Spanky almost shivered. Then he pulled his hood up and said, in the same grim voice with which he had first spoken, “I’ll have to, won’t I?”

Their pockets stuffed with wands, Spanky and the children joined hands in a circle – an incomplete circle. Jaan blinked and rubbed his eyes. There seemed to be room for one more person in their circle, and yet everyone seemed to be holding someone’s hand. Spanky and the youngest boy, Bob, held between them a dog-chewed tennis ball that glowed and hummed with greater intensity as Spanky counted down from three. Then, with a pop, they all vanished.

Jaan sighed. Then he heard a bell tinkle out in the front room. He came out of the private room to see who had come into his shop.

It was a tall, richly dressed wizard with shiny hair. He held out his hand and a house-elf put a wand in it. Both his eyes and his lips smiled brightly at Jaan. He poked his own throat with the tip of his wand and said, in the wandwright’s language, “You’re Jaan What’s-His-Name, are you?”

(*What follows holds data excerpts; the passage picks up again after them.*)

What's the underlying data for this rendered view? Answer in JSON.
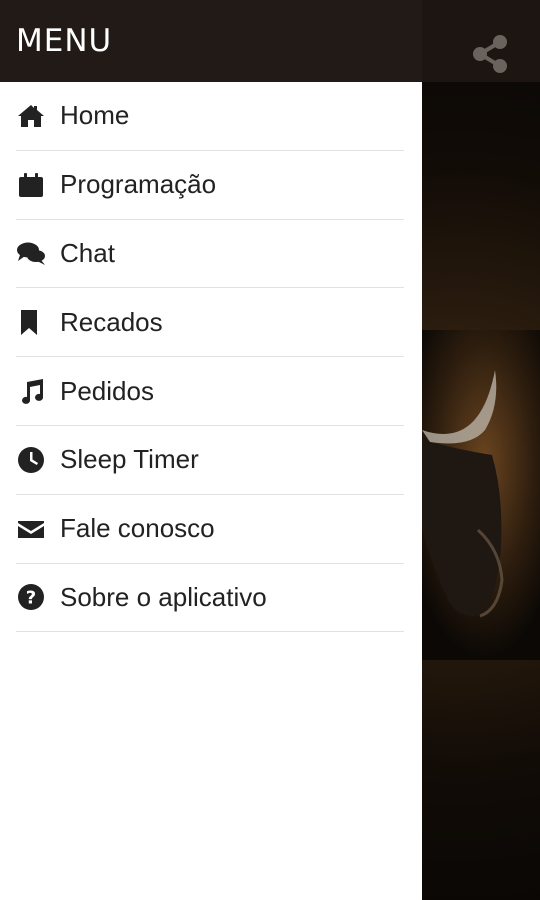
{
  "drawer": {
    "title": "MENU",
    "items": [
      {
        "label": "Home",
        "icon": "home-icon"
      },
      {
        "label": "Programação",
        "icon": "calendar-icon"
      },
      {
        "label": "Chat",
        "icon": "chat-icon"
      },
      {
        "label": "Recados",
        "icon": "bookmark-icon"
      },
      {
        "label": "Pedidos",
        "icon": "music-icon"
      },
      {
        "label": "Sleep Timer",
        "icon": "clock-icon"
      },
      {
        "label": "Fale conosco",
        "icon": "envelope-icon"
      },
      {
        "label": "Sobre o aplicativo",
        "icon": "question-icon"
      }
    ]
  },
  "app": {
    "share_icon": "share-icon"
  },
  "colors": {
    "drawer_header": "#221a16",
    "drawer_bg": "#ffffff",
    "text": "#222222",
    "divider": "#e2e2e2"
  }
}
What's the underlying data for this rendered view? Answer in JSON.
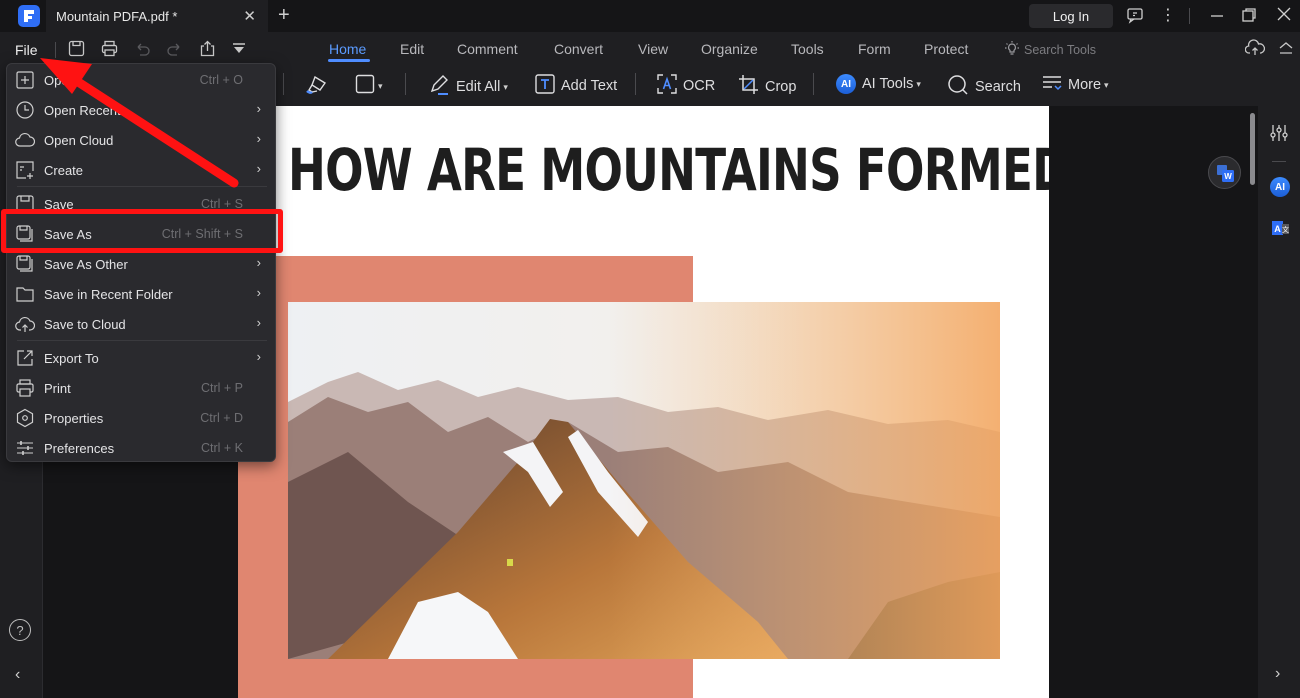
{
  "window": {
    "tab_title": "Mountain PDFA.pdf *",
    "login_label": "Log In"
  },
  "ribbon": {
    "file_label": "File",
    "tabs": [
      {
        "label": "Home",
        "active": true
      },
      {
        "label": "Edit"
      },
      {
        "label": "Comment"
      },
      {
        "label": "Convert"
      },
      {
        "label": "View"
      },
      {
        "label": "Organize"
      },
      {
        "label": "Tools"
      },
      {
        "label": "Form"
      },
      {
        "label": "Protect"
      }
    ],
    "search_tools_placeholder": "Search Tools"
  },
  "toolbar": {
    "edit_all": "Edit All",
    "add_text": "Add Text",
    "ocr": "OCR",
    "crop": "Crop",
    "ai_tools": "AI Tools",
    "search": "Search",
    "more": "More"
  },
  "file_menu": {
    "items": [
      {
        "label": "Open",
        "shortcut": "Ctrl + O",
        "icon": "plus-square-icon"
      },
      {
        "label": "Open Recent",
        "submenu": true,
        "icon": "clock-icon"
      },
      {
        "label": "Open Cloud",
        "submenu": true,
        "icon": "cloud-icon"
      },
      {
        "label": "Create",
        "submenu": true,
        "icon": "create-doc-icon"
      },
      {
        "label": "Save",
        "shortcut": "Ctrl + S",
        "icon": "save-icon"
      },
      {
        "label": "Save As",
        "shortcut": "Ctrl + Shift + S",
        "icon": "save-as-icon",
        "highlighted": true
      },
      {
        "label": "Save As Other",
        "submenu": true,
        "icon": "save-as-other-icon"
      },
      {
        "label": "Save in Recent Folder",
        "submenu": true,
        "icon": "folder-icon"
      },
      {
        "label": "Save to Cloud",
        "submenu": true,
        "icon": "cloud-upload-icon"
      },
      {
        "label": "Export To",
        "submenu": true,
        "icon": "export-icon"
      },
      {
        "label": "Print",
        "shortcut": "Ctrl + P",
        "icon": "print-icon"
      },
      {
        "label": "Properties",
        "shortcut": "Ctrl + D",
        "icon": "properties-icon"
      },
      {
        "label": "Preferences",
        "shortcut": "Ctrl + K",
        "icon": "preferences-icon"
      }
    ]
  },
  "document": {
    "title": "HOW ARE MOUNTAINS FORMED?"
  },
  "rightbar": {
    "ai_label": "AI"
  },
  "sidebar": {
    "help": "?"
  },
  "colors": {
    "accent": "#4f8dff",
    "highlight": "#ff1212",
    "salmon": "#e08670"
  }
}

“Oh yes,” said Jaan, darting his eyes this way and that. The floating, undulating wands along the walls and ceiling moved very gently, and, quite casually, shifted so as to point at the new visitor. Il Comte seemed not to notice that the room was bristling with wands that seemed to have a mind of their own, but the house-elf cringed. “Yes, that’s me all right.”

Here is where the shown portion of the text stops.